Kemudian Juliana menuturkan, jika melihat dengan evolusi dari kolaborasi antara manusia dan AI, sebenarnya kecerdasan buatan itu bukan sesuatu yang baru. Padahal sudah sempat dibicarakan sejak lama terkait pembelajaran mesin (machine learning) hingga deep learning atau jenis machine learning yang menggunakan struktur jaringan saraf tiruan dengan banyak lapisan untuk memproses dan menganalisis data.
"Tapi baru beberapa tahun terakhir semenjak gen AI-nya heboh gitu lah ya. Nah itu mulai lah, jadi orang mulai, bisa dibilang, adopsinya makin lebih cepat dan lebih banyak," kata dia.
Menurut salah satu data, urai Juliana, perkembangan AI ini diprediksi bakal mengantikan pekerjaan manusia pada 2030 mendatang. Misalnya beberapa pekerjaan repetitif yang mungkin memerlukan banyak sumber, waktu, dan orang akan tergantikan, karena kecerdasan buatan bisa melakukannya dengan cepat.
Tak hanya itu, dia mengatakan agen AI (agentic AI) diperkirakan pada 2030 bakal berkontribusi sekitar 12% atau setara dengan US$366 miliar (Rp6.077 triliun dengan asumsi kurs Rp16.605/US$) terhadap produk domestik bruto (PDB) Indonesia.
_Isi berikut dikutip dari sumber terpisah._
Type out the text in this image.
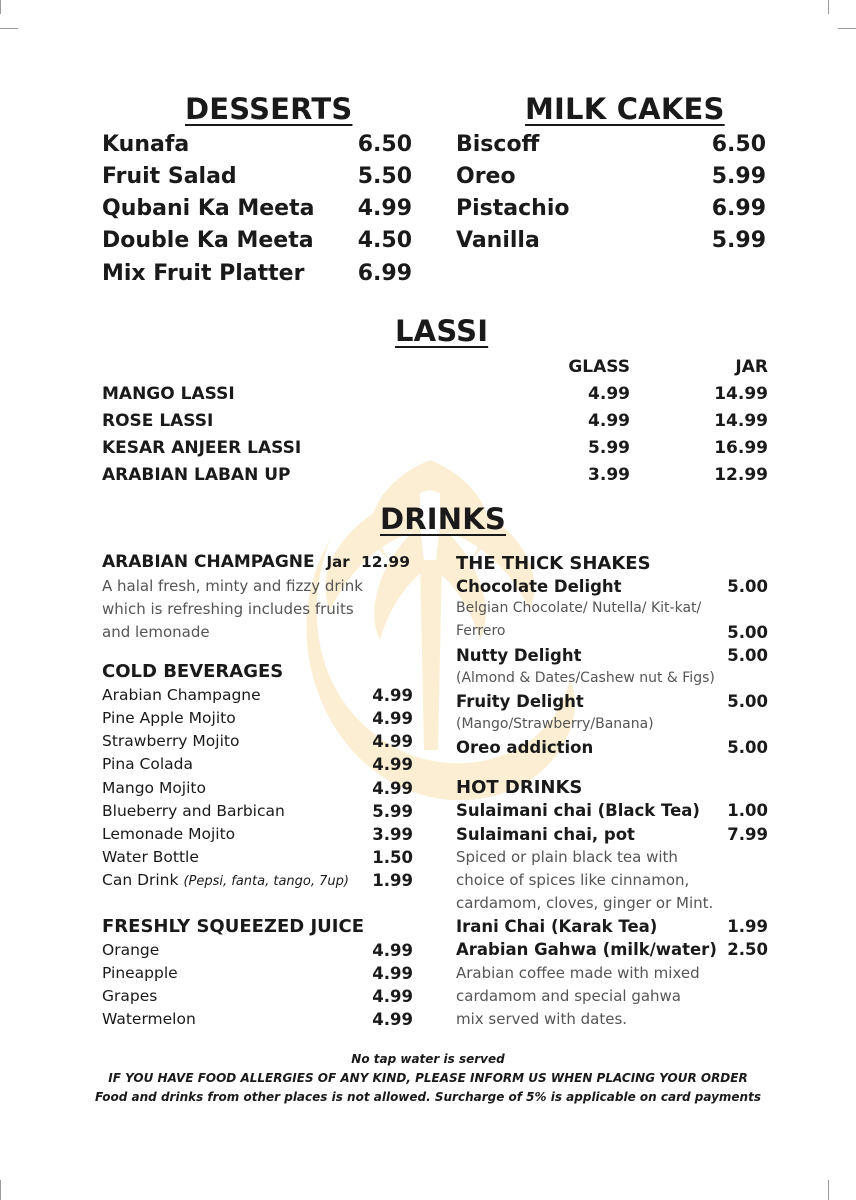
DESSERTS
Kunafa	6.50
Fruit Salad	5.50
Qubani Ka Meeta	4.99
Double Ka Meeta	4.50
Mix Fruit Platter	6.99
MILK CAKES
Biscoff	6.50
Oreo	5.99
Pistachio	6.99
Vanilla	5.99
LASSI
GLASS	JAR
MANGO LASSI	4.99	14.99
ROSE LASSI	4.99	14.99
KESAR ANJEER LASSI	5.99	16.99
ARABIAN LABAN UP	3.99	12.99
DRINKS
ARABIAN CHAMPAGNE Jar 12.99
A halal fresh, minty and fizzy drink
which is refreshing includes fruits
and lemonade
COLD BEVERAGES
Arabian Champagne	4.99
Pine Apple Mojito	4.99
Strawberry Mojito	4.99
Pina Colada	4.99
Mango Mojito	4.99
Blueberry and Barbican	5.99
Lemonade Mojito	3.99
Water Bottle	1.50
Can Drink (Pepsi, fanta, tango, 7up)	1.99
FRESHLY SQUEEZED JUICE
Orange	4.99
Pineapple	4.99
Grapes	4.99
Watermelon	4.99
THE THICK SHAKES
Chocolate Delight	5.00
Belgian Chocolate/ Nutella/ Kit-kat/
Ferrero	5.00
Nutty Delight	5.00
(Almond & Dates/Cashew nut & Figs)
Fruity Delight	5.00
(Mango/Strawberry/Banana)
Oreo addiction	5.00
HOT DRINKS
Sulaimani chai (Black Tea)	1.00
Sulaimani chai, pot	7.99
Spiced or plain black tea with
choice of spices like cinnamon,
cardamom, cloves, ginger or Mint.
Irani Chai (Karak Tea)	1.99
Arabian Gahwa (milk/water) 2.50
Arabian coffee made with mixed
cardamom and special gahwa
mix served with dates.
No tap water is served
IF YOU HAVE FOOD ALLERGIES OF ANY KIND, PLEASE INFORM US WHEN PLACING YOUR ORDER
Food and drinks from other places is not allowed. Surcharge of 5% is applicable on card payments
Bahkan beberapa riset pun mengatakan potensi ini merupakan kolaborasi yang akan menjadi perkembangan dari kecerdasan buatan.
"Nah, tentu saja kalau kita lihat tadi opportunity-nya besar sekali, tapi kita juga aware bahwasanya ada banyak hal yang juga menjadi concern tentang perkembangan AI yang cepat ini," ujar Juliana.